Michael Gove has made a dramatic comeback as Theresa May appointed the MP to the Cabinet in her post-election reshuffle.
But questions have been raised about his new brief as Environment Secretary as critics pointed to his record on climate change and wildlife.
The former Justice Secretary was sacked by May when she became Prime Minister last year, and it seemed his frontline career was over while she remained in Downing Street.
Yet during May's increasingly wobbly General Election campaign, Gove was frequently on television defending the Prime Minister, and it seems his actions have been rewarded.
Gove takes over from fellow Brexiteer -- and one-time Tory leadership contender -- Andrea Leadsom, who has been moved to Leader of the Commons, and will take over a role that includes farming, fisheries and flooding.

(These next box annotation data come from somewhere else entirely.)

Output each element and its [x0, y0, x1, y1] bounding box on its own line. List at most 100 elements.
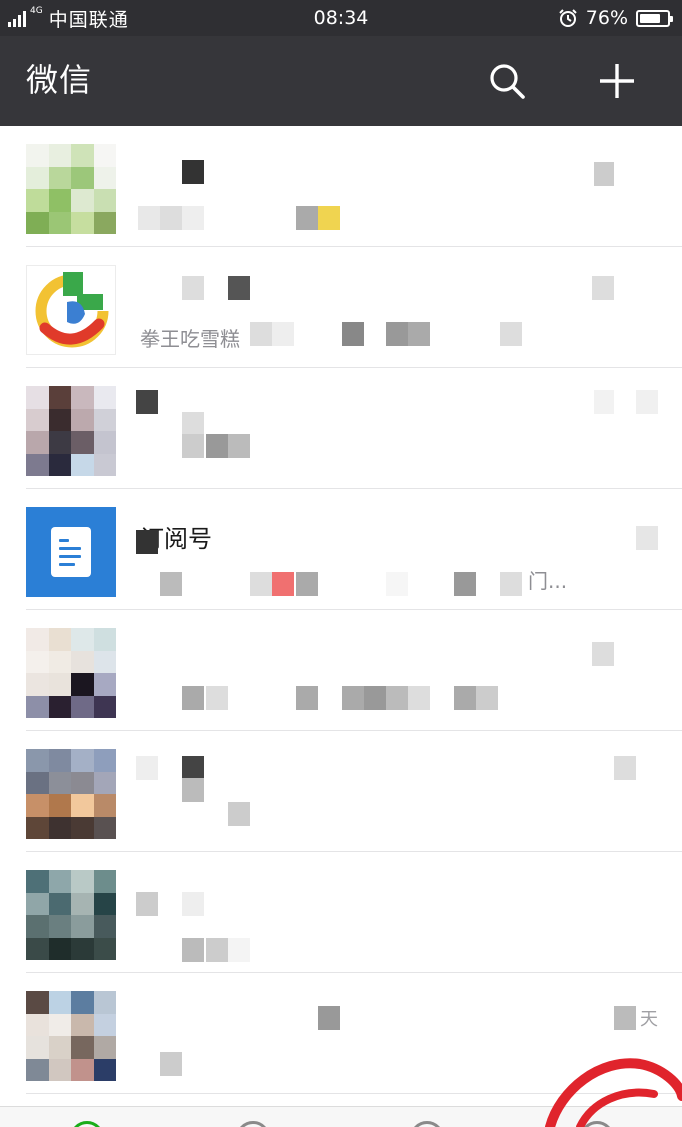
avatar: [26, 386, 116, 476]
redaction-block: [182, 434, 204, 458]
chat-preview: 拳王吃雪糕: [140, 327, 240, 351]
redaction-block: [182, 160, 204, 184]
add-button[interactable]: [592, 56, 642, 106]
redaction-block: [228, 434, 250, 458]
redaction-block: [500, 322, 522, 346]
avatar-mosaic-tile: [48, 695, 71, 718]
redaction-block: [342, 686, 364, 710]
avatar: [26, 507, 116, 597]
avatar-mosaic-tile: [48, 650, 71, 673]
battery-fill: [640, 13, 660, 23]
avatar-mosaic-tile: [26, 816, 49, 839]
avatar-mosaic-tile: [93, 937, 116, 960]
avatar-mosaic-tile: [48, 1058, 71, 1081]
avatar-mosaic-tile: [48, 892, 71, 915]
avatar-mosaic-tile: [71, 650, 94, 673]
redaction-block: [160, 206, 182, 230]
redaction-block: [182, 412, 204, 436]
avatar-mosaic-tile: [48, 771, 71, 794]
avatar-mosaic-tile: [26, 749, 49, 772]
avatar-mosaic-tile: [93, 650, 116, 673]
avatar: [26, 749, 116, 839]
avatar-mosaic-tile: [26, 166, 49, 189]
status-bar: 4G 中国联通 08:34 76%: [0, 0, 682, 36]
redaction-block: [206, 434, 228, 458]
avatar-mosaic-tile: [93, 211, 116, 234]
avatar-mosaic-tile: [71, 816, 94, 839]
avatar-mosaic-tile: [48, 673, 71, 696]
redaction-block: [136, 390, 158, 414]
avatar-mosaic-tile: [93, 1036, 116, 1059]
chat-row[interactable]: 天: [0, 973, 682, 1094]
redaction-block: [272, 572, 294, 596]
redaction-block: [614, 756, 636, 780]
avatar-mosaic-tile: [26, 892, 49, 915]
avatar-mosaic-tile: [48, 431, 71, 454]
avatar-mosaic-tile: [48, 453, 71, 476]
redaction-block: [454, 572, 476, 596]
avatar-mosaic-tile: [48, 1013, 71, 1036]
chat-row[interactable]: [0, 852, 682, 973]
chat-row[interactable]: [0, 731, 682, 852]
avatar-mosaic-tile: [71, 695, 94, 718]
search-button[interactable]: [482, 56, 532, 106]
redaction-block: [160, 572, 182, 596]
me-tab-icon[interactable]: [580, 1121, 614, 1127]
redaction-block: [182, 756, 204, 780]
chats-tab-icon[interactable]: [70, 1121, 104, 1127]
avatar-mosaic-tile: [26, 937, 49, 960]
avatar-mosaic-tile: [26, 870, 49, 893]
redaction-block: [182, 938, 204, 962]
plus-icon: [600, 64, 634, 98]
avatar-mosaic-tile: [26, 144, 49, 167]
avatar-mosaic-tile: [26, 211, 49, 234]
avatar-mosaic-tile: [48, 211, 71, 234]
chat-row[interactable]: [0, 126, 682, 247]
avatar-mosaic-tile: [93, 431, 116, 454]
avatar-mosaic-tile: [71, 144, 94, 167]
avatar-mosaic-tile: [26, 408, 49, 431]
redaction-block: [228, 802, 250, 826]
avatar-mosaic-tile: [48, 915, 71, 938]
avatar-mosaic-tile: [93, 892, 116, 915]
avatar-mosaic-tile: [71, 1036, 94, 1059]
avatar-mosaic-tile: [48, 794, 71, 817]
status-right: 76%: [558, 0, 673, 36]
avatar-mosaic-tile: [48, 749, 71, 772]
discover-tab-icon[interactable]: [410, 1121, 444, 1127]
redaction-block: [182, 276, 204, 300]
redaction-block: [138, 206, 160, 230]
app-logo-icon: [35, 272, 109, 348]
avatar-mosaic-tile: [26, 628, 49, 651]
avatar-mosaic-tile: [71, 749, 94, 772]
avatar-mosaic-tile: [71, 991, 94, 1014]
avatar-mosaic-tile: [93, 991, 116, 1014]
chat-row[interactable]: 订阅号 门...: [0, 489, 682, 610]
avatar-mosaic-tile: [48, 628, 71, 651]
avatar-mosaic-tile: [48, 937, 71, 960]
avatar-mosaic-tile: [26, 695, 49, 718]
avatar-mosaic-tile: [26, 794, 49, 817]
subscription-document-icon: [51, 527, 91, 577]
redaction-block: [408, 322, 430, 346]
contacts-tab-icon[interactable]: [236, 1121, 270, 1127]
avatar-mosaic-tile: [48, 386, 71, 409]
chat-row[interactable]: 拳王吃雪糕: [0, 247, 682, 368]
search-icon: [490, 64, 525, 99]
avatar-mosaic-tile: [93, 915, 116, 938]
redaction-block: [318, 206, 340, 230]
redaction-block: [250, 572, 272, 596]
chat-row[interactable]: [0, 610, 682, 731]
redaction-block: [594, 162, 614, 186]
redaction-block: [364, 686, 386, 710]
chat-row[interactable]: [0, 368, 682, 489]
avatar-mosaic-tile: [48, 1036, 71, 1059]
redaction-block: [182, 206, 204, 230]
avatar-mosaic-tile: [26, 453, 49, 476]
chat-time: 天: [640, 1009, 658, 1030]
avatar-mosaic-tile: [71, 408, 94, 431]
redaction-block: [408, 686, 430, 710]
redaction-block: [136, 530, 158, 554]
avatar-mosaic-tile: [26, 386, 49, 409]
avatar-mosaic-tile: [93, 408, 116, 431]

But the appointment has upset campaigners.
Here's what they're alarmed about:
He tried to remove climate change from the curriculum
In 2013, the Guardian reported the then Education Secretary was blocked in an attempt to drop climate change from the geography national curriculum.
He wants to roll back wildlife regulations after Brexit
In March, the Independent reported on a speech Gove gave arguing for regulations preventing building near protected wildlife habitats to be scrapped when the UK leaves the European Union. He said:
"I am very, very keen – I may be odd in this respect as Conservative MP – on having more homes built in my constituency. It's a social and economic good. But homes built in my constituency are governed by the Habitats Directive.
"The Habitats Directive holds that if you build a home within five kilometres of a particular type of terrain, heathland, then you have to allocate, at the same time, something called suitable alternative natural green space to offset the environmental impact."
He backs badger culling and repealing the fox hunting ban
It would be strange for an Environment Secretary to be against two long-standing Tory policies, but his support for badger culling to curb the spread of TB in cows and likelihood of voting in favour of scrapping Labour's Hunting Act is likely to draw criticism from environmentalists.
But he has supporters ...
Freshly re-elected Tory MP and former Ecologist magazine editor Zac Goldsmith pointed to a "brilliant" speech where he argued there was a "Conservative instinct" at the heart of protecting the environment.
In the speech, he said "man and his activities clearly have an influence on the climate" and "we need to be guided by the science" while being "hard-headed but realistic".